Fish Algorithm: Swarm Optimization
- Fish Algorithm is a swarm-based optimization method inspired by natural fish behaviors like preying, swarming, and following.
- It uses stochastic individual movements and collective operators to balance global exploration with local exploitation in complex problem spaces.
- Adaptive variants and hybrid models enhance its performance in engineering, data mining, and operations research applications while addressing scalability challenges.
The Fish Algorithm, most commonly referenced as the Artificial Fish Swarm Algorithm (AFSA) or Fish School Search (FSS), is a population-based stochastic optimization methodology inspired by the collective behaviors of fish schools. Since its introduction in the early 2000s, the Fish Algorithm and its variants have become a foundational component of the swarm intelligence literature, particularly for tackling continuous, combinatorial, multi-objective, and constrained optimization problems. AFSA and FSS model key behaviors such as preying, swarming, and following, translating these into algorithmic motifs that balance global exploration and local exploitation across diverse application domains, including engineering, data mining, and operations research (Pourpanah et al., 2020, Azizi, 2014, Boulkabeit et al., 2013, Filho et al., 2017, Huang et al., 2023, Neto et al., 2017).

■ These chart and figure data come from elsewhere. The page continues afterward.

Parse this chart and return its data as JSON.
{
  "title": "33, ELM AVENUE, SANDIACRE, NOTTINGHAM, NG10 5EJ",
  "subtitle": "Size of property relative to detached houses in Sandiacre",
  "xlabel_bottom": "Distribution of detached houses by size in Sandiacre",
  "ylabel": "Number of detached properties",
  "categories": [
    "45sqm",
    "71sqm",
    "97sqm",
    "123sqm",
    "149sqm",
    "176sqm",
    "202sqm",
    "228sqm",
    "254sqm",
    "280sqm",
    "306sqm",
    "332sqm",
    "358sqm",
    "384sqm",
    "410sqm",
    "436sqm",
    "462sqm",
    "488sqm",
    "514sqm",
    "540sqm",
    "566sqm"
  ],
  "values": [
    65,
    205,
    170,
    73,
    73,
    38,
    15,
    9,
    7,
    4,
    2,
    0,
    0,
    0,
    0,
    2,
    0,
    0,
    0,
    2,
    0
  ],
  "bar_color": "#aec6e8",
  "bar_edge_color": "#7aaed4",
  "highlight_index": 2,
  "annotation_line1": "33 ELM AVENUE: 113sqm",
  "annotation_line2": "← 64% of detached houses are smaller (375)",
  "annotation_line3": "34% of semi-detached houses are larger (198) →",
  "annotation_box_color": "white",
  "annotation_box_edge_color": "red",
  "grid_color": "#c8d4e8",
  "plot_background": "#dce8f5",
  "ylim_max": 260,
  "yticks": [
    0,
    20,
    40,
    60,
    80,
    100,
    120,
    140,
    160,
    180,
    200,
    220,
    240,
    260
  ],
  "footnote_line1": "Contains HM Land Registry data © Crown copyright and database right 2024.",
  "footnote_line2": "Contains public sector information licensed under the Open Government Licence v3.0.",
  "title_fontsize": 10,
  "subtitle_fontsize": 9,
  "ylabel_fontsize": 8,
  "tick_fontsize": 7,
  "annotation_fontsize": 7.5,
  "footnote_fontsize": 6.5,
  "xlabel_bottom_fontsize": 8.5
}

1. Biological Inspiration and Algorithmic Fundamentals
The Fish Algorithm is based on several ecological behaviors observed in natural fish schools:
- Preying: Local search for richer food sources translates to stochastic sampling and movement toward promising fitness regions.
- Swarming: Aggregative motion enabling crowd avoidance while maintaining proximity is modeled through movement toward the center of local neighborhoods, subject to a crowding constraint.
- Following: Imitative behavior when one entity discovers a high-fitness region is reflected by directed movement toward the locally best peer.
- Random (Free) Move: Non-deterministic exploration serves to prevent stagnation.
Each artificial fish is a point in the decision space, characterized by parameters encoding its current position, a “visual” (perceptual) radius, and a step size. These individuals interact through local neighborhood rules. The formalized behaviors are expressed as selection among movement operators: prey, swarm, follow, or random, contingent on fitness improvement and population density constraints (Pourpanah et al., 2020, Azizi, 2014).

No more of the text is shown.